= Whitelaw Ainslie =

British surgeon and writer

Sir Whitelaw Ainslie FRSE (17 February 1767 – 29 April 1837) was a British surgeon and writer on materia medica, best known for his work as a surgeon in the employment of the East India Company in India. He published the first major English work on the medicinal plants of India in 1813.

==Biography==
Ainslie was born in Duns, Berwickshire to Robert Ainslie (1734–1795) and Catharine Whitelaw. He joined the East India Company service as an assistant surgeon on 17 June 1788, and on his arrival in India was appointed garrison surgeon of Chingleput. On 17 October 1794 he was promoted to the grade of surgeon, having been two years previously transferred to Ganjam. In 1810 he was appointed superintending surgeon, the court of directors having approved his motives in drawing up a scheme to improve the health of the troops in India, whilst rejecting the plan proposed.

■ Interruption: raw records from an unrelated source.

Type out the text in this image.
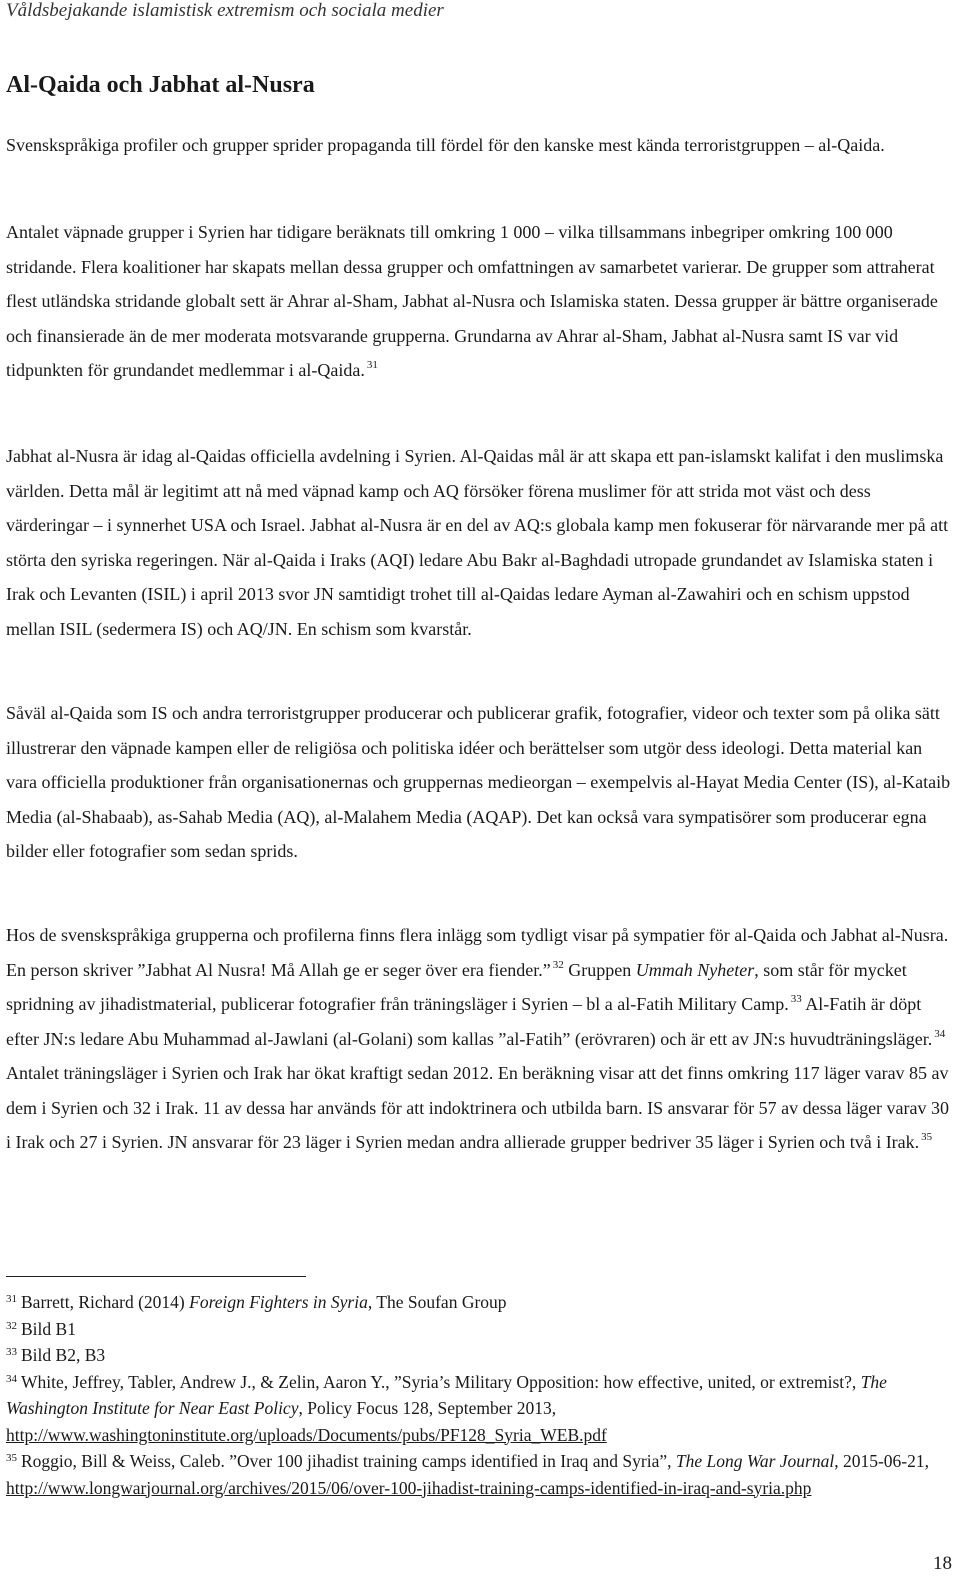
Våldsbejakande islamistisk extremism och sociala medier
Al-Qaida och Jabhat al-Nusra

Svenskspråkiga profiler och grupper sprider propaganda till fördel för den kanske mest kända terroristgruppen – al-Qaida.

Antalet väpnade grupper i Syrien har tidigare beräknats till omkring 1 000 – vilka tillsammans inbegriper omkring 100 000 stridande. Flera koalitioner har skapats mellan dessa grupper och omfattningen av samarbetet varierar. De grupper som attraherat flest utländska stridande globalt sett är Ahrar al-Sham, Jabhat al-Nusra och Islamiska staten. Dessa grupper är bättre organiserade och finansierade än de mer moderata motsvarande grupperna. Grundarna av Ahrar al-Sham, Jabhat al-Nusra samt IS var vid tidpunkten för grundandet medlemmar i al-Qaida. $^{31}$

Jabhat al-Nusra är idag al-Qaidas officiella avdelning i Syrien. Al-Qaidas mål är att skapa ett pan-islamskt kalifat i den muslimska världen. Detta mål är legitimt att nå med väpnad kamp och AQ försöker förena muslimer för att strida mot väst och dess värderingar – i synnerhet USA och Israel. Jabhat al-Nusra är en del av AQ:s globala kamp men fokuserar för närvarande mer på att störta den syriska regeringen. När al-Qaida i Iraks (AQI) ledare Abu Bakr al-Baghdadi utropade grundandet av Islamiska staten i Irak och Levanten (ISIL) i april 2013 svor JN samtidigt trohet till al-Qaidas ledare Ayman al-Zawahiri och en schism uppstod mellan ISIL (sedermera IS) och AQ/JN. En schism som kvarstår.

Såväl al-Qaida som IS och andra terroristgrupper producerar och publicerar grafik, fotografier, videor och texter som på olika sätt illustrerar den väpnade kampen eller de religiösa och politiska idéer och berättelser som utgör dess ideologi. Detta material kan vara officiella produktioner från organisationernas och gruppernas medieorgan – exempelvis al-Hayat Media Center (IS), al-Kataib Media (al-Shabaab), as-Sahab Media (AQ), al-Malahem Media (AQAP). Det kan också vara sympatisörer som producerar egna bilder eller fotografier som sedan sprids.

Hos de svenskspråkiga grupperna och profilerna finns flera inlägg som tydligt visar på sympatier för al-Qaida och Jabhat al-Nusra. En person skriver ”Jabhat Al Nusra! Må Allah ge er seger över era fiender.” $^{32}$ Gruppen Ummah Nyheter, som står för mycket spridning av jihadistmaterial, publicerar fotografier från träningsläger i Syrien – bl a al-Fatih Military Camp. $^{33}$ Al-Fatih är döpt efter JN:s ledare Abu Muhammad al-Jawlani (al-Golani) som kallas ”al-Fatih” (erövraren) och är ett av JN:s huvudträningsläger. $^{34}$ Antalet träningsläger i Syrien och Irak har ökat kraftigt sedan 2012. En beräkning visar att det finns omkring 117 läger varav 85 av dem i Syrien och 32 i Irak. 11 av dessa har används för att indoktrinera och utbilda barn. IS ansvarar för 57 av dessa läger varav 30 i Irak och 27 i Syrien. JN ansvarar för 23 läger i Syrien medan andra allierade grupper bedriver 35 läger i Syrien och två i Irak. $^{35}$

$^{31}$ Barrett, Richard (2014) Foreign Fighters in Syria, The Soufan Group

$^{32}$ Bild B1

$^{33}$ Bild B2, B3

$^{34}$ White, Jeffrey, Tabler, Andrew J., & Zelin, Aaron Y., ”Syria’s Military Opposition: how effective, united, or extremist?, The Washington Institute for Near East Policy, Policy Focus 128, September 2013, http://www.washingtoninstitute.org/uploads/Documents/pubs/PF128_Syria_WEB.pdf

$^{35}$ Roggio, Bill & Weiss, Caleb. ”Over 100 jihadist training camps identified in Iraq and Syria”, The Long War Journal, 2015-06-21, http://www.longwarjournal.org/archives/2015/06/over-100-jihadist-training-camps-identified-in-iraq-and-syria.php

18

He was named superintending surgeon of the southern division of the army (Madras) in 1814, and two years later the sum of six hundred guineas was awarded to him as a mark of the estimation in which his services were held by the court of directors.

On 21 June 1815 he resigned, having served twenty-seven years apparently without any furlough, and returned to England in the autumn of that year. During his residence in India he seems to have published the joint report mentioned below, a ‘Treatise upon Edible Vegetables,’ and the Materia Medica of Hindostan (1813) which was expanded into a two volume work in 1826. He wrote on elephantiasis in 1826 and smallpox in India and variolation practices in 1827. Keeping in view the miasma theory of his time, he wrote on the relations between climate and health. After his return to England, he wrote extensively. In 1835, in An Historical Sketch of the Introduction of Christianity into India, he refers to himself as 'verging towards the vale of years,’ the book being dedicated to his wife.

Ainslie was elected a Fellow of the Royal Society of Edinburgh in 1829 and was knighted in 1835. He died in London but is buried in the Grant-Duff mausoleum in the small churchyard of King Edward, Aberdeenshire.

==Family==

He was married to Mary Cunninghame the daughter of Colonel James Cunninghame of Balbougie, Fife. Their only daughter Jane married James C. Grant-Duff.

==Works==
He published the following works:

- Materia Medica of Hindostan, Madras, 1813.
- Materia Indica; or Some Account of those Articles which are employed by the Hindoos and other Eastern Nations in their Medicine, Arts, and Agriculture, London, 1826. (an amended edition of the above. Volume I Volume II)
- Clemenza, or the Tuscan Orphan; a tragic drama in five acts, Bath, 1822, 2nd edition, 1823.
- Observations on the Cholera Morbus of India, London, 1825. (A rejoinder to this tract was published by James Morison, the hygienist, in the same year.)
- Medical Observations, forming pp. 353–367 of vol. iii. of Hugh Murray's Historical and Descriptive Account of British India 1832, (vols. vi.–viii. in the Edinburgh Cabinet Library); new edition in 1844,
- An Historical Sketch of the Introduction of Christianity into India, Edinburgh, 1835, with A. Smith and M. Christy.
- Report on the Causes of the Epidemical Fever which prevailed in the Provinces of Coimbatore, Madeira, Dinigal, and Tinivelly, in 1809–10–11, London, 1816.